Bryant is appealing the suspension, but losing Bryant for any amount of time will certainly test the Steelers offense, but mainly their wide receiver corps. In Bryant's absence, Darrius Heyward-Bey is expected to play out wide with Antonio Brown in three wide receiver sets, with Markus Wheaton resuming his role as slot receiver which he has been preparing for all preseason.

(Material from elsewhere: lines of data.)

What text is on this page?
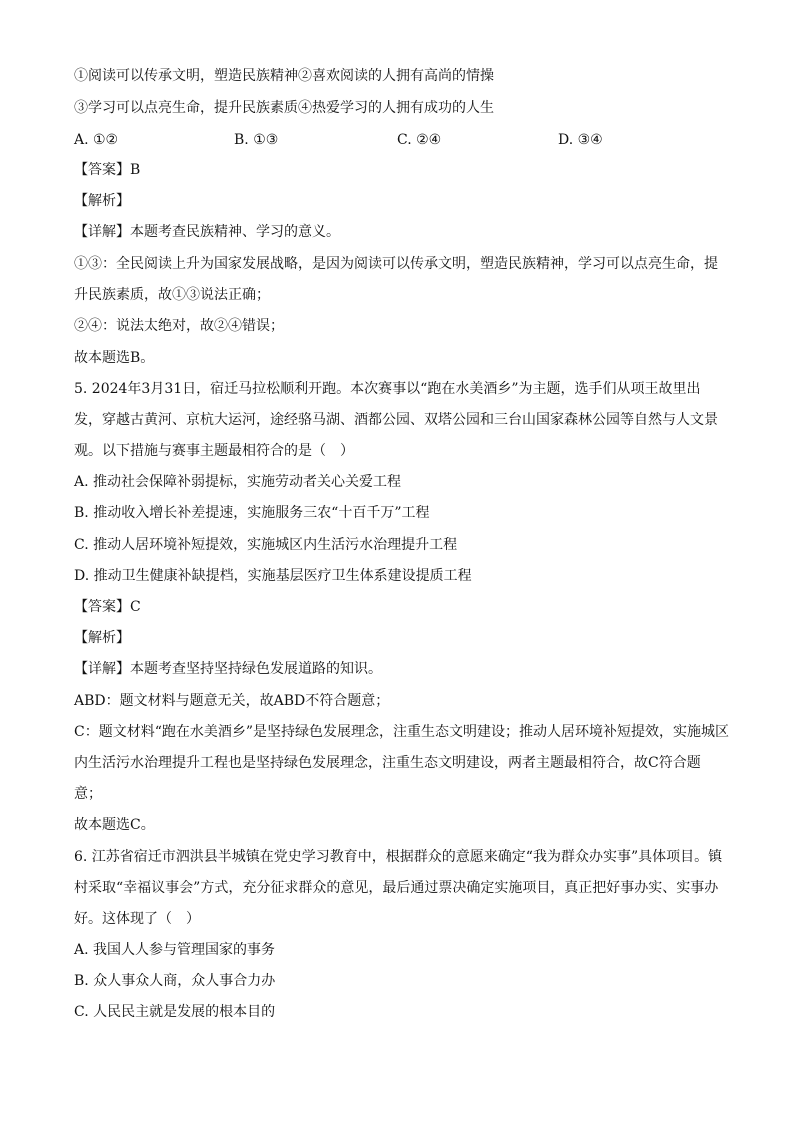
①阅读可以传承文明，塑造民族精神②喜欢阅读的人拥有高尚的情操
③学习可以点亮生命，提升民族素质④热爱学习的人拥有成功的人生
A. ①②	B. ①③	C. ②④	D. ③④
【答案】B
【解析】
【详解】本题考查民族精神、学习的意义。
①③：全民阅读上升为国家发展战略，是因为阅读可以传承文明，塑造民族精神，学习可以点亮生命，提
升民族素质，故①③说法正确；
②④：说法太绝对，故②④错误；
故本题选B。
5. 2024年3月31日，宿迁马拉松顺利开跑。本次赛事以“跑在水美酒乡”为主题，选手们从项王故里出
发，穿越古黄河、京杭大运河，途经骆马湖、酒都公园、双塔公园和三台山国家森林公园等自然与人文景
观。以下措施与赛事主题最相符合的是（　）
A. 推动社会保障补弱提标，实施劳动者关心关爱工程
B. 推动收入增长补差提速，实施服务三农“十百千万”工程
C. 推动人居环境补短提效，实施城区内生活污水治理提升工程
D. 推动卫生健康补缺提档，实施基层医疗卫生体系建设提质工程
【答案】C
【解析】
【详解】本题考查坚持坚持绿色发展道路的知识。
ABD：题文材料与题意无关，故ABD不符合题意；
C：题文材料“跑在水美酒乡”是坚持绿色发展理念，注重生态文明建设；推动人居环境补短提效，实施城区
内生活污水治理提升工程也是坚持绿色发展理念，注重生态文明建设，两者主题最相符合，故C符合题
意；
故本题选C。
6. 江苏省宿迁市泗洪县半城镇在党史学习教育中，根据群众的意愿来确定“我为群众办实事”具体项目。镇
村采取“幸福议事会”方式，充分征求群众的意见，最后通过票决确定实施项目，真正把好事办实、实事办
好。这体现了（　）
A. 我国人人参与管理国家的事务
B. 众人事众人商，众人事合力办
C. 人民民主就是发展的根本目的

The loss of Bryant will certainly send shock waves throughout the depth chart other than Heyward-Bey. Suddenly third round pick Sammie Coates, C.J. Goodwin and Tyler Murphy become viable options not just to make the team's 53-man roster, but to see playing time. The team could also turn to Dri Archer as more of a wide receiver than running back, but either way you look at it, Bryant's absence leaves a gaping hole in the roster. Not just as a big play threat, but also from a production standpoint.

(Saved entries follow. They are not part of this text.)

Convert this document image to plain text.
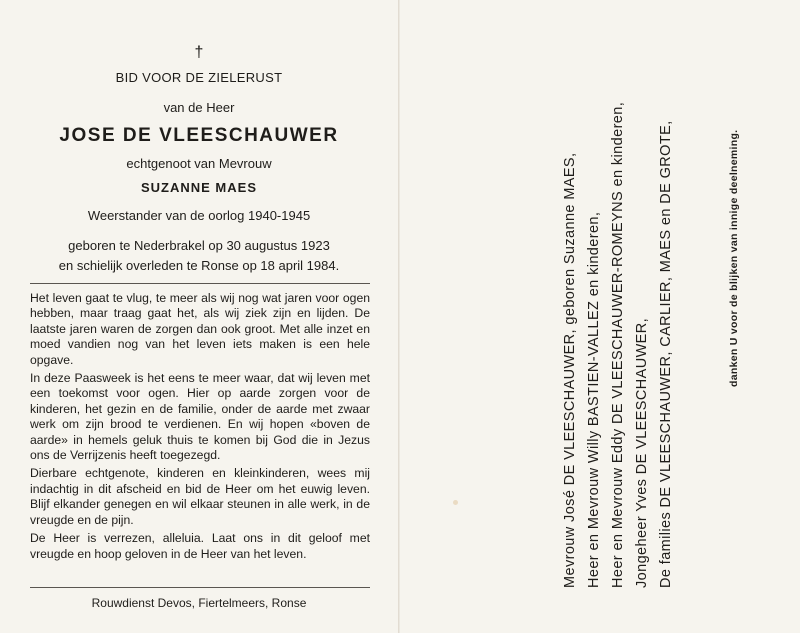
†
BID VOOR DE ZIELERUST
van de Heer
JOSE DE VLEESCHAUWER
echtgenoot van Mevrouw
SUZANNE MAES
Weerstander van de oorlog 1940-1945
geboren te Nederbrakel op 30 augustus 1923
en schielijk overleden te Ronse op 18 april 1984.

Het leven gaat te vlug, te meer als wij nog wat jaren voor ogen hebben, maar traag gaat het, als wij ziek zijn en lijden. De laatste jaren waren de zorgen dan ook groot. Met alle inzet en moed vandien nog van het leven iets maken is een hele opgave.

In deze Paasweek is het eens te meer waar, dat wij leven met een toekomst voor ogen. Hier op aarde zorgen voor de kinderen, het gezin en de familie, onder de aarde met zwaar werk om zijn brood te verdienen. En wij hopen «boven de aarde» in hemels geluk thuis te komen bij God die in Jezus ons de Verrijzenis heeft toegezegd.

Dierbare echtgenote, kinderen en kleinkinderen, wees mij indachtig in dit afscheid en bid de Heer om het euwig leven. Blijf elkander genegen en wil elkaar steunen in alle werk, in de vreugde en de pijn.

De Heer is verrezen, alleluia. Laat ons in dit geloof met vreugde en hoop geloven in de Heer van het leven.

Rouwdienst Devos, Fiertelmeers, Ronse
Mevrouw José DE VLEESCHAUWER, geboren Suzanne MAES, Heer en Mevrouw Willy BASTIEN-VALLEZ en kinderen, Heer en Mevrouw Eddy DE VLEESCHAUWER-ROMEYNS en kinderen, Jongeheer Yves DE VLEESCHAUWER, De families DE VLEESCHAUWER, CARLIER, MAES en DE GROTE,	danken U voor de blijken van innige deelneming.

Some might point to Bryant's 8 touchdowns in 2014 as what will truly be missing from the lineup, but his 21.1 yards per catch is what will truly be missing. Go back to 2013, before Bryant was drafted by the Steelers in 2014, and the Steelers lacked a true vertical deep threat which opened up the offense for players like Markus Wheaton and Antonio Brown. In fact, in that season, Brown and Jerricho Cotchery both lead the team in average yards per reception with 13.

Bryant's skill set is unique as his size and speed are extremely uncommon at the wide receiver position, but if Heyward-Bey has one of those two skill sets, it is his speed. Heyward-Bey can still run, but the question remains can his hands improve enough to force defenses to not roll all of their coverage to stop Antonio Brown. In 2014, Heyward-Bey had 3 receptions for 33 yards on just 5 targets. Not a glowing endorsement for a replacement for a player of Bryant's caliber.

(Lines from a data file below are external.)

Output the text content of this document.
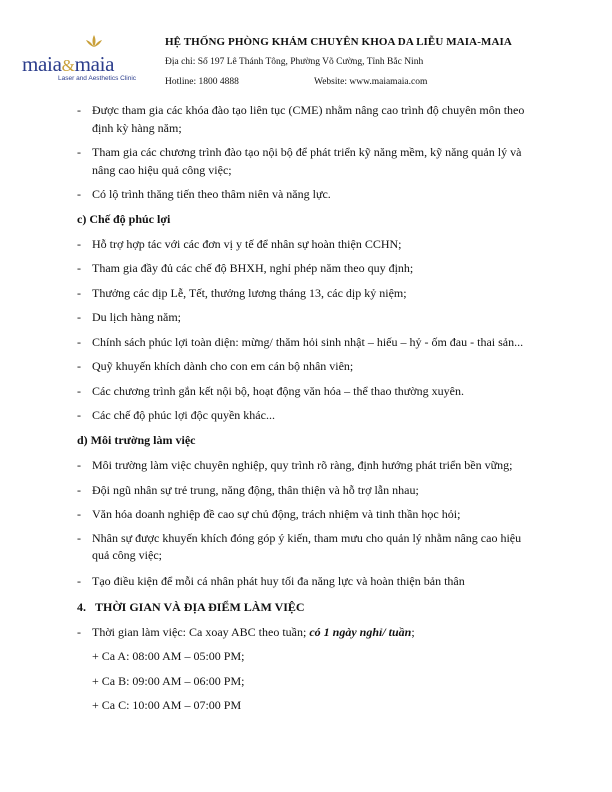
maia&maia
Laser and Aesthetics Clinic
HỆ THỐNG PHÒNG KHÁM CHUYÊN KHOA DA LIỄU MAIA-MAIA
Địa chỉ: Số 197 Lê Thánh Tông, Phường Võ Cường, Tỉnh Bắc Ninh
Hotline: 1800 4888	Website: www.maiamaia.com
- Được tham gia các khóa đào tạo liên tục (CME) nhằm nâng cao trình độ chuyên môn theo
định kỳ hàng năm;
- Tham gia các chương trình đào tạo nội bộ để phát triển kỹ năng mềm, kỹ năng quản lý và
nâng cao hiệu quả công việc;
- Có lộ trình thăng tiến theo thâm niên và năng lực.
c) Chế độ phúc lợi
- Hỗ trợ hợp tác với các đơn vị y tế để nhân sự hoàn thiện CCHN;
- Tham gia đầy đủ các chế độ BHXH, nghỉ phép năm theo quy định;
- Thưởng các dịp Lễ, Tết, thưởng lương tháng 13, các dịp kỷ niệm;
- Du lịch hàng năm;
- Chính sách phúc lợi toàn diện: mừng/ thăm hỏi sinh nhật – hiếu – hỷ - ốm đau - thai sản...
- Quỹ khuyến khích dành cho con em cán bộ nhân viên;
- Các chương trình gắn kết nội bộ, hoạt động văn hóa – thể thao thường xuyên.
- Các chế độ phúc lợi độc quyền khác...
d) Môi trường làm việc
- Môi trường làm việc chuyên nghiệp, quy trình rõ ràng, định hướng phát triển bền vững;
- Đội ngũ nhân sự trẻ trung, năng động, thân thiện và hỗ trợ lẫn nhau;
- Văn hóa doanh nghiệp đề cao sự chủ động, trách nhiệm và tinh thần học hỏi;
- Nhân sự được khuyến khích đóng góp ý kiến, tham mưu cho quản lý nhằm nâng cao hiệu
quả công việc;
- Tạo điều kiện để mỗi cá nhân phát huy tối đa năng lực và hoàn thiện bản thân
4. THỜI GIAN VÀ ĐỊA ĐIỂM LÀM VIỆC
- Thời gian làm việc: Ca xoay ABC theo tuần; có 1 ngày nghỉ/ tuần;
+ Ca A: 08:00 AM – 05:00 PM;
+ Ca B: 09:00 AM – 06:00 PM;
+ Ca C: 10:00 AM – 07:00 PM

Wheaton will certainly feel more pressure than anyone else throughout this suspension. No longer will he simply be the side kick, but will have to be a primary target for Ben Roethlisberger. Roethlisberger trusts Wheaton, and in the team's last preseason game it was Wheaton who was Roethlisberger's primary target as he hauled in 3 catches for 42 yards and a touchdown, in just three series of work. Wheaton's 2014 season was a drastic improvement from his rookie season of 2013, with 644 yards receiving and a 12.2 average, Wheaton will have a chance to take the next step in his progression, further validating his No. 2 WR status on the team's depth chart.

Without Bell, Bryant and Pouncey for at least the first two weeks, the Steelers strength on offense certainly has taken some blows, but although the depth at WR will be tested, there is nothing to suggest an offense lead by Roethlisberger and play makers like Heath Miller, Antonio Brown and DeAngelo Williams aren't able to keep the ship afloat in the short-term. In fact, most who follow the team would suggest the complete opposite.